Two dyads that have been adopted fairly generally as central to design for modern humanity are: individual vs. collective, and, man and nature.

The architects that I admire started from the I|C paradigm and ended up in M|N.

The former has an unfortunate tendency to be subsumed by a political reading of the question: what is the order and nature of the relationship between the individual and the collective. This dyad has proved to be a disaster, for example, in psuedo (poser) Marxist/Socialist approaches to mass housing, and is in no small part responsible for the distasteful Post-Modernism that followed in reaction.

So design research in Man | Nature dyad. That is my personal direction and what I think (obviously :) is the appropriate venue of further efforts. (Why: The question of unit-collective is in fact embedded in that dyad. So is the quite topically urgent question of Man | Machine.)


Thank you for this well-detailed and educational response. You've thrown a lot of good study prompts in my direction.

One last question – any book recommendations?


(Thanks for the kind note and sorry for late reply - missed this.)

No book recommendations, really.
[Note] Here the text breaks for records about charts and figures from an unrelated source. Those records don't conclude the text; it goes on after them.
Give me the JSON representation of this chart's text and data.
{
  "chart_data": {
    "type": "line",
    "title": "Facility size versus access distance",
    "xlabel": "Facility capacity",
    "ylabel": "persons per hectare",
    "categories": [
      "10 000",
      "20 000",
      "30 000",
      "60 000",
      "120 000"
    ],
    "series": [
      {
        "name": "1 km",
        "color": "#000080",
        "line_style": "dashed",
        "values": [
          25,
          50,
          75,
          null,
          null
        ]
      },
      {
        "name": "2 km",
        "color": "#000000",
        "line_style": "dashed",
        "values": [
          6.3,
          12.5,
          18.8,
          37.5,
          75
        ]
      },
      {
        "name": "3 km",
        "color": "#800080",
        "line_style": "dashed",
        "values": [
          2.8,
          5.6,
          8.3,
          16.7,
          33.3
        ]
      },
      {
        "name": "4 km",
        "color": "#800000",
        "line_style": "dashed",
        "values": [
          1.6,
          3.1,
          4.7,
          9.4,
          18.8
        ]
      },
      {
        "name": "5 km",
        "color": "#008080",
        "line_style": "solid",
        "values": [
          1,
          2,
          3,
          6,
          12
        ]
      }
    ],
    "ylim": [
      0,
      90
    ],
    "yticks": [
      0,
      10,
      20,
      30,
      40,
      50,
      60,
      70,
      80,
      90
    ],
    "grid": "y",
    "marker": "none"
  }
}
That was crystalizing my own thoughts on the matter over the years. Possibly Alexander's latest opus "The Nature of Order" may be informative:

http://www.natureoforder.com/

[Oddly enough, this was hugely influential for me as well: Godel Escher Bach.]


Could you elaborate on why you think teachers in the Bauhaus were Marxist?

I don't know about Moholy-Nagy specifically, but the founder Gropius tried many times to collaborate with industrialists to get Bauhaus objects to be produced (sometimes successfully) and his most famous architecture project was the Fagus factory. I really didn't see any Marxism in his ideas...


I didn't say all of them. Utopian Left, is that better? [see p.s.]

This is a very good read and answers your questions far better than I could:

International Communist Current: Success and failure of the Bauhaus (2012):

https://en.internationalism.org/icconline/201207/5066/succes...

p.s. Actually we can answer that question based on the topic.

Bauhaus was inventing forms for industrial production. This means using machines with the inevitable reduction of human labor in the production process. As this logically would ultimately reduce workers to consumers and designers (as ultimate reduction of craftmanship), the ownership of the production means is an issue. Unless this owned by the state, Bauhaus then is guilty of pretending to socialism while helping industry tycoons retool their factories. I opt for their sincerity and thus the unspoken truth of Bauhau's social program has to be a state where non-labor capital is owned by the people/state. Otherwise, they would focus on design that required substantial human involvement.